When Azhim Premji took over as its chairman, Wipro dealt in hydrogenated cooking fats and later diversified to bakery fats, ethnic ingredient based toiletries, hair care soaps, baby toiletries, lighting products, and hereafter Premji made a focused shift from soaps to software.In the 80s Wipro diversified into IT.
In 2005 the Government of India honoured him with the title of Padma Bhushan for his outstanding work in trade and commerce. In 2011, he has been awarded Padma Vibhushan, the second highest civilian award by the Government of India.

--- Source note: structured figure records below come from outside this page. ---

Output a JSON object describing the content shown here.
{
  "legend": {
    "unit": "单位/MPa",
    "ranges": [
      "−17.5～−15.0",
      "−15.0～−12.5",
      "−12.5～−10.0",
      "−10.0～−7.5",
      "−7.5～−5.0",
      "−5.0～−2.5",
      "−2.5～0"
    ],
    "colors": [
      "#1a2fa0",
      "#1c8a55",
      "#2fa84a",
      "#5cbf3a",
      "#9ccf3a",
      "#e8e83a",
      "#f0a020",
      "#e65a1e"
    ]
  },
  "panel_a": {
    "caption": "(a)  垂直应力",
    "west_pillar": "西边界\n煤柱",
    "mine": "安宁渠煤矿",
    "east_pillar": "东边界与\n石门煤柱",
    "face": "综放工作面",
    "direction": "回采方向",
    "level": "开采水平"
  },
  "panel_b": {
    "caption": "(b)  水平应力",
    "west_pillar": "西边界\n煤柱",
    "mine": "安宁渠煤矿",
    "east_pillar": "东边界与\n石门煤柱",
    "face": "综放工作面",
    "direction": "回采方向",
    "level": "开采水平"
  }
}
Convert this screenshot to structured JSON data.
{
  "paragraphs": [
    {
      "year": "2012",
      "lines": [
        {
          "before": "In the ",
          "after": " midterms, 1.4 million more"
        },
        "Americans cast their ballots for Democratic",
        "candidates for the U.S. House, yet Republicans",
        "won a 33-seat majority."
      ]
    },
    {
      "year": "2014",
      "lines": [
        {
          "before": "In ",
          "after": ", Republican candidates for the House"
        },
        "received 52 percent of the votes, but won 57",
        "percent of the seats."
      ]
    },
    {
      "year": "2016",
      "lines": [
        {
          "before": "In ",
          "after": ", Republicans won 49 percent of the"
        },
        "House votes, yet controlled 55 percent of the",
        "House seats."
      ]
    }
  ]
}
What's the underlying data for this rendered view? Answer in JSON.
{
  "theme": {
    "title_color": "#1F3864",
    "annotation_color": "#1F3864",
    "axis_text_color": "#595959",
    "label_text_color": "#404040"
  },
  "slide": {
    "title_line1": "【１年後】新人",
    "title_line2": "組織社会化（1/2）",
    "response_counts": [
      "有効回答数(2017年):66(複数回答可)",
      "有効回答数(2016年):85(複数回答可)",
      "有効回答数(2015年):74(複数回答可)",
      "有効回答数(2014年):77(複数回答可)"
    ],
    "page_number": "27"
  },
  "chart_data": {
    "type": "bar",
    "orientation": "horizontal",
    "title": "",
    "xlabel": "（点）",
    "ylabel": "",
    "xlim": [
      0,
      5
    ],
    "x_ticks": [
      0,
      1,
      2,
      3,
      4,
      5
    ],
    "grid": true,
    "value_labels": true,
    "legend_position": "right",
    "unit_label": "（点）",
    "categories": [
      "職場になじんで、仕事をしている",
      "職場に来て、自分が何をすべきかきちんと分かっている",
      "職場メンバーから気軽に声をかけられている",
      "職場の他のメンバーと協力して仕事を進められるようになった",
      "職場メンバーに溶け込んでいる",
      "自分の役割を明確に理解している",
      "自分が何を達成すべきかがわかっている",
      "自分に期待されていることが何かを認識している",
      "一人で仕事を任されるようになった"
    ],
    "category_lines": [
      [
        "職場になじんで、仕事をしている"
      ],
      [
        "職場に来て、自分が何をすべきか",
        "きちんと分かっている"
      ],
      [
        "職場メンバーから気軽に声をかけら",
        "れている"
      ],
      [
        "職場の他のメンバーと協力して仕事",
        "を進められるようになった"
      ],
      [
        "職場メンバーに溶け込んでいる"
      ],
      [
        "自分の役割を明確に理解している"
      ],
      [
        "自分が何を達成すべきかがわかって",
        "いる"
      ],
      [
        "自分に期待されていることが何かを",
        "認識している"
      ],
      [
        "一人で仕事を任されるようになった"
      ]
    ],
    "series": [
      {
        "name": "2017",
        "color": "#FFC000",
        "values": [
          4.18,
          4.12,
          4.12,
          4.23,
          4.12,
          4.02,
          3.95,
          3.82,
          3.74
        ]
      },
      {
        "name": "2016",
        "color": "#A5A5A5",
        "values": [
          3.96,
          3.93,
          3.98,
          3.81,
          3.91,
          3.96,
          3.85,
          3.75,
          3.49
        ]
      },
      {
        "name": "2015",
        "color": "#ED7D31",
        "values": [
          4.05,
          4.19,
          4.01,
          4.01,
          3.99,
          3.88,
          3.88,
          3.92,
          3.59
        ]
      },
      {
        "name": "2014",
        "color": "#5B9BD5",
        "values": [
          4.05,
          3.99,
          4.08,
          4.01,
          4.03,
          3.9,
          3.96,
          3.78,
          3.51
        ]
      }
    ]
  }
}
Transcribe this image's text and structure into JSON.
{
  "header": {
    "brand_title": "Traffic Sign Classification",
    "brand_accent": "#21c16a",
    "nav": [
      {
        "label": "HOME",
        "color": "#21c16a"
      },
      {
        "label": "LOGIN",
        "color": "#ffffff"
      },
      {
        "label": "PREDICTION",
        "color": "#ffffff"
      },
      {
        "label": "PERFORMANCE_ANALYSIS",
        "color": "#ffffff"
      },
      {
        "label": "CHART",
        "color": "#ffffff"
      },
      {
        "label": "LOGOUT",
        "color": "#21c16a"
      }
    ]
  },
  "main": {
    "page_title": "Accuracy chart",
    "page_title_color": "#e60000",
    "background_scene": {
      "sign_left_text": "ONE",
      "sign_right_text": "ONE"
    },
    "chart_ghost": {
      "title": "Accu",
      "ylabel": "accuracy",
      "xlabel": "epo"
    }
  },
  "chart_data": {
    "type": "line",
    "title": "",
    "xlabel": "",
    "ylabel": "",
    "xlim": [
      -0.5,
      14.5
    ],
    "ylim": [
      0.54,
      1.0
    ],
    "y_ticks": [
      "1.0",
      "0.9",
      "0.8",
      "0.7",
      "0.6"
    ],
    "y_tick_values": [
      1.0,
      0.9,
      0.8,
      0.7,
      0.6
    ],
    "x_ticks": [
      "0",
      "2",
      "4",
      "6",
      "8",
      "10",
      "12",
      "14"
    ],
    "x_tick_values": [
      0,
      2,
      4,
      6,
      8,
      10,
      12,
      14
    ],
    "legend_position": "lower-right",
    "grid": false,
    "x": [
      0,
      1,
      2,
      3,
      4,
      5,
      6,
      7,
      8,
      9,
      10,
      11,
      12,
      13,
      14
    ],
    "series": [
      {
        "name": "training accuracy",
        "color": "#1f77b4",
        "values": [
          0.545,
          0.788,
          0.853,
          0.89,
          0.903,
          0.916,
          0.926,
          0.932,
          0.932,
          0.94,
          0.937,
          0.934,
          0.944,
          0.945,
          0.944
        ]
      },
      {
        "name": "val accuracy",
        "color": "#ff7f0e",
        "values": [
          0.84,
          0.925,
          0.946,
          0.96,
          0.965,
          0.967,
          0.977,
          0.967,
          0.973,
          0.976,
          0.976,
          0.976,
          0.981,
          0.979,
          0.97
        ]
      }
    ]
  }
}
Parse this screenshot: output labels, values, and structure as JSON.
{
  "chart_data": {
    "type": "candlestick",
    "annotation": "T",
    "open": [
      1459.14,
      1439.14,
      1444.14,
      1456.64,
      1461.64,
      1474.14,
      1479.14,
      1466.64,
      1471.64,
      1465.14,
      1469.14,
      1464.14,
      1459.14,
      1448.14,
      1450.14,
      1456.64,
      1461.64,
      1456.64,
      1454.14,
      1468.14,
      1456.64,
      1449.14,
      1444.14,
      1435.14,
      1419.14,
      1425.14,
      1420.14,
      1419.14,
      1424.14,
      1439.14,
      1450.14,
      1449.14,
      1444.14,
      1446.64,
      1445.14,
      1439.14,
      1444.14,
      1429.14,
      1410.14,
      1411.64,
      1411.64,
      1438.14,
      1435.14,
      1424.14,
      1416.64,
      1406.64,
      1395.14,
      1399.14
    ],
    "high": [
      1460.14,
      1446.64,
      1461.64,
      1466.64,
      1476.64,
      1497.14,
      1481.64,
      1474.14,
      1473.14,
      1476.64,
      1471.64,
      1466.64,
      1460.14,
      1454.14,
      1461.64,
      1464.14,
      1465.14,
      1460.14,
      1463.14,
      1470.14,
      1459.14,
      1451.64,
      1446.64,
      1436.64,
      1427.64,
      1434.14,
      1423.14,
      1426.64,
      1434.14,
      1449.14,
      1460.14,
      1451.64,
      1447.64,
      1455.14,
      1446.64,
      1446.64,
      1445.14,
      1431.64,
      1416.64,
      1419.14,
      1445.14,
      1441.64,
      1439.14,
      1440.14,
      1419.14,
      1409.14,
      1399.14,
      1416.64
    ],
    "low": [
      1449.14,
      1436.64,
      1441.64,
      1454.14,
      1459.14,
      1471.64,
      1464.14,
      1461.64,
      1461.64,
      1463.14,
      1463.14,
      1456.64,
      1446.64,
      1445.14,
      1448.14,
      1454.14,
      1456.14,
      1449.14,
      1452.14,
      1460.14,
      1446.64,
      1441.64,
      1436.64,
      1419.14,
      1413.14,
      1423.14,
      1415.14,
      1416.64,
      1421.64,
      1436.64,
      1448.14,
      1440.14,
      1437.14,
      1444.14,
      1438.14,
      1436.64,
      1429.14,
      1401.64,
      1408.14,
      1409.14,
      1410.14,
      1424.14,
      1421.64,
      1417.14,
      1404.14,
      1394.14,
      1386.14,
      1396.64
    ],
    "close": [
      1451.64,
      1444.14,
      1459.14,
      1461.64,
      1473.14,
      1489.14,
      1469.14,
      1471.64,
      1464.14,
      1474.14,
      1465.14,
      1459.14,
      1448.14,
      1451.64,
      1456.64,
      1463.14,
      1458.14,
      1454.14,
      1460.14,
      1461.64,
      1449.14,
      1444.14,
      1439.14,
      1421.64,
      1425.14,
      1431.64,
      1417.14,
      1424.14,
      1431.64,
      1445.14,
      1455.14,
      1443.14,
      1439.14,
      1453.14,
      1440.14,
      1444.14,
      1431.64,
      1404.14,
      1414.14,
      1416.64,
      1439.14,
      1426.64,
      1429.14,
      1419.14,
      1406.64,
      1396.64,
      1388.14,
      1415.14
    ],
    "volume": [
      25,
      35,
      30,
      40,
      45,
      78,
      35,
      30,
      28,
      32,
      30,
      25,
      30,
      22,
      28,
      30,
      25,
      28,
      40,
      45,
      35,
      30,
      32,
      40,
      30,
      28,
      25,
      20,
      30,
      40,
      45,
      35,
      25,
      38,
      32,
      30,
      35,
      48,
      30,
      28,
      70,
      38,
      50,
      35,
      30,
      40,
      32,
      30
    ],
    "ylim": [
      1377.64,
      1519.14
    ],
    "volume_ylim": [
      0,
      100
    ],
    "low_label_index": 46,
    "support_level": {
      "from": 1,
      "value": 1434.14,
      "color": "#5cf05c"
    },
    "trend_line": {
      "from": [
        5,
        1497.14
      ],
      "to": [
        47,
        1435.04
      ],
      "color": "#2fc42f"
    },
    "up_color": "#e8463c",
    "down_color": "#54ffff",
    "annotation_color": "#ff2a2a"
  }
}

Azim Premji Foundation and University
In 2001, he founded Azim Premji Foundation, a non-profit organisation, with a vision to significantly contribute to achieving quality universal education that facilitates a just, equitable, humane and sustainable society. The Foundation works in the area of elementary education to pilot and develop 'proofs of concept' that have a potential for systemic change in India's 1.3 million government-run schools. A specific focus is on working in rural areas where the majority of these schools exist. This choice to work with elementary education (Class I to VIII) in rural government-run is a response to evidence of educational attainment in India.

The Giving Pledge
Azim Premji has become the first Indian to sign up for the Giving Pledge, a campaign led by Warren Buffett and Bill Gates, to encourage the wealthiest people to make a commitment to give most of their wealth to philanthropic causes. He is the third non-American after Richard Branson and David Sainsbury to join this philanthropy club.

"I strongly believe that those of us, who are privileged to have wealth, should contribute significantly to try and create a better world for the millions who are far less privileged"--- Azim Premji



In April 2013 he said that he has already given more than 25 per cent of his personal wealth to charity.